Give 'em enough MB70!
The Clash Sandradeesta! (Epic) :: They all laughed when Elton John re-formed the Only Band that Matters. Well, they're not laughing now.
Mick Jagger Let's Rob Mick Jagger (ABC) :: It's about time. After all, he's been stealing from us ever since the Stones released Keith's Head Goof.
Noisettes Three Moods Of The Noisettes (Low Altitude) :: Their rip-roarin' vocals are faster than the Pointer Sisters on speed, and their band is more muscular than a Mr. Olympia posedown.
Blue October Foiled (Universal) :: What radical new record will make your soul ache with heartfelt passion? Rats, Foiled. What ambitious new album will make you remember why you like literate rock? Darn, Foiled. What dramatic new disc takes the prog rock spirit of Peter Gabriel's Genesis and admirably modernizes it into the future? Curses, Foiled again.
Matt Costa Songs We Sing (Brushfire) :: This singer-songwriter hooked me by sounding like the second coming of gentle acoustic Donovan ("Astair"), but when he switched to hard rockin' electric Donovan ("Sweet Thursday") he reeled me in. You'll be landed and left breathless when you hear him too.

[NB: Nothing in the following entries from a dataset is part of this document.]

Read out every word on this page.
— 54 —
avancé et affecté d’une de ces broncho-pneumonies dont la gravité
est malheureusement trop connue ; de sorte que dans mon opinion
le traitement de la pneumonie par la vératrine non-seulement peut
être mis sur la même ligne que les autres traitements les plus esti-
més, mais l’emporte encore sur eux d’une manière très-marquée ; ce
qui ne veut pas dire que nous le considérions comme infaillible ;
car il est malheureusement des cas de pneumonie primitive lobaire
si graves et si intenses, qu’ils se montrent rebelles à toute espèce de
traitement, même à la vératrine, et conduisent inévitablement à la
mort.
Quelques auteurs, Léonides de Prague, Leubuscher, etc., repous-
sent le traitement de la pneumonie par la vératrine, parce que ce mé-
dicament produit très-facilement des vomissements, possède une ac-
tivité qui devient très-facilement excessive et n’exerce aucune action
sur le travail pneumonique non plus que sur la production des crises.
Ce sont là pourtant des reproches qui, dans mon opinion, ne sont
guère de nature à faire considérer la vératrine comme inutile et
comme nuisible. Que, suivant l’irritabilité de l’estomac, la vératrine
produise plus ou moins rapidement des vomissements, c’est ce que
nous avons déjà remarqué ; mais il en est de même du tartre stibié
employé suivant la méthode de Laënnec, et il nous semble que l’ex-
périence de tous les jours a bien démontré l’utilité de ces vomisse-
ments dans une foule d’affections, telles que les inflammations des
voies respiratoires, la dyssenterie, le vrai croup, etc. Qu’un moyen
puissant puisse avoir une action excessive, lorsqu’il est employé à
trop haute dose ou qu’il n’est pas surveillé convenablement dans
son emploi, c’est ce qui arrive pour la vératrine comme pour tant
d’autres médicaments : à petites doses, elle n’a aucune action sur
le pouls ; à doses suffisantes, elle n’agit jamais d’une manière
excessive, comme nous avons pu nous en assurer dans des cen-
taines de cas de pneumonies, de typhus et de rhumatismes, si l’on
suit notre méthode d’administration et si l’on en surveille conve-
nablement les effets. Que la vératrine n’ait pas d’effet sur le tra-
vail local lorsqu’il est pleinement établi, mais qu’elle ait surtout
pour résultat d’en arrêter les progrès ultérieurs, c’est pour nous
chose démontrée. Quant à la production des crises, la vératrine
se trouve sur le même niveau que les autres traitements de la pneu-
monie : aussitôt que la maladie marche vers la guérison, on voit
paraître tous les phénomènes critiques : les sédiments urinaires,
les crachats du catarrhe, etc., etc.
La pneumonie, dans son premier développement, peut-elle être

SIZZLING PLATTER OF THE WEEK:
Big 10-4 Big 10-4 (Universal) :: "Well, I'm the one they call the walking disaster" is a kind of heartfelt lyric that instantly grabs my attention much in the same way that almost being smearcased on the sidewalk by a falling piano does. The vocals are tough yet passionate, the guitars jangle like sheet metal lightning, and the drums thunder with enough tenpin power to make Henry Hudson proud. And while I'd never be snooty enough to say that I've heard the future of rock 'n' roll, I would advise Bruce Springsteen to roll over and tell the E Street Band the news.